Ezequiel e outro professor, Felipe Andrade, trabalham com língua portuguesa na escola. Ambos participaram da Olimpíada de Língua Portuguesa Escrevendo o Futuro pela primeira vez em 2014. Felipe, que não é indígena, tem turmas de 6º. ano até o 3º do ensino médio; Ezequiel fica com os menores do 5º. ano. Os dois descobriram que a atividade com a escrita podia ser um excelente recurso para ajudar alunos a conhecerem mais sobre si mesmos e sobre a história da comunidade. Ação oportuna, principalmente quando se está num processo de reconstruir-se enquanto povo. Pelo que contam, antes mesmo de participarem do programa, crianças e adolescentes já tinham como atividade escolar a visita aos mais velhos de Buritis e de São José para ouvir as histórias, reproduzidas em versos, textos e desenhos. Isso ajuda a entender as confusas raízes, a colocarem-se no lugar do outro e tentarem remontar o quebra-cabeças do passado, num jogo em que faltam muitas peças e que nunca parece estar completo. Daí, mais uma vez, a necessidade de se recriar, de se desenhar, de se reinventar. De novo a escrita em auxílio, aliada fundamental desse movimento. Ela não apenas registra, mas também preenche os vazios, as lacunas dessa história a ser completada por crianças, adolescentes e jovens. São eles e elas que podem solucionar, aos poucos, o quebra-cabeça do ser ou não ser tremembé.

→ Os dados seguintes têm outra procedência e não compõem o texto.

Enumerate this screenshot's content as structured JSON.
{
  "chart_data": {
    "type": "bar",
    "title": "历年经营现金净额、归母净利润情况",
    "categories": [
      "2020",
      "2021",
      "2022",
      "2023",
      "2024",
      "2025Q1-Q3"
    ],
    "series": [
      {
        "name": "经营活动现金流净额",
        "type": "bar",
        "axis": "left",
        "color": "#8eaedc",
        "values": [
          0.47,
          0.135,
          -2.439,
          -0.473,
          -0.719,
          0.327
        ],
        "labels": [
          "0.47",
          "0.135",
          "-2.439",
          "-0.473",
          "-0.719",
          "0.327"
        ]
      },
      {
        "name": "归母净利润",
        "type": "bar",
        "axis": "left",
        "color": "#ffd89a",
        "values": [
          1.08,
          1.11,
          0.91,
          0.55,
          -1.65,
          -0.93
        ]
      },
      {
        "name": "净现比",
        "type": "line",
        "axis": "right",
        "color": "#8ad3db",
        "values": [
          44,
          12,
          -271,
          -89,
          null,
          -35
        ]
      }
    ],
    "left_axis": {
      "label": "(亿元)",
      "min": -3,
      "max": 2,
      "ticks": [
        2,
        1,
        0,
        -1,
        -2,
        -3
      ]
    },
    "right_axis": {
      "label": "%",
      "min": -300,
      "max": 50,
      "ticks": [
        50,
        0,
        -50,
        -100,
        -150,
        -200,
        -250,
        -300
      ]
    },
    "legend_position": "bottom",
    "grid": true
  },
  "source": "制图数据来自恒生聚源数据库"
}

Todos ali têm algo a dizer sobre o lugar onde vivem, que esteve sob o risco de não mais ser o “meu lugar”, o que ainda abalaria o “quem sou eu” e “o quem somos nós” naquela comunidade. Por isso a escrita também aparece como ação buscada, entendida como importante meio de intervenção na realidade, meio de soltar a voz, de se fazer ouvir, de deixá-la impressa, permitindo opinar, questionar, denunciar, defender, sonhar. Desejo de comunicar que provoca o desejo de escrever mais e melhor sejam versos, textos de memórias, crônicas ou artigos.

As duas questões entre os índios – a da conquista da identidade e a do lugar em que se vive – caminham juntas, se estreitam e se fundem. Não é possível falar de uma sem a outra.

O que está sendo feito e sonhado pelos dois jovens professores e colegas, alunos, coordenadores, direção da escola e toda a comunidade ainda está no começo, obra em construção. Estimular estudantes a escrever versos e narrativas cavocando o passado por meio da memória dos mais velhos, é mais que um importante ponto de partida, é gesto humanizador. 

A escrita, sua prática com objetivos e seu aprendizado vão tornando-se, assim, pilares para recompor o “quem sou” junto com “o meu lugar” até chegar, quem sabe, em “Eu sou o lugar onde vivo”.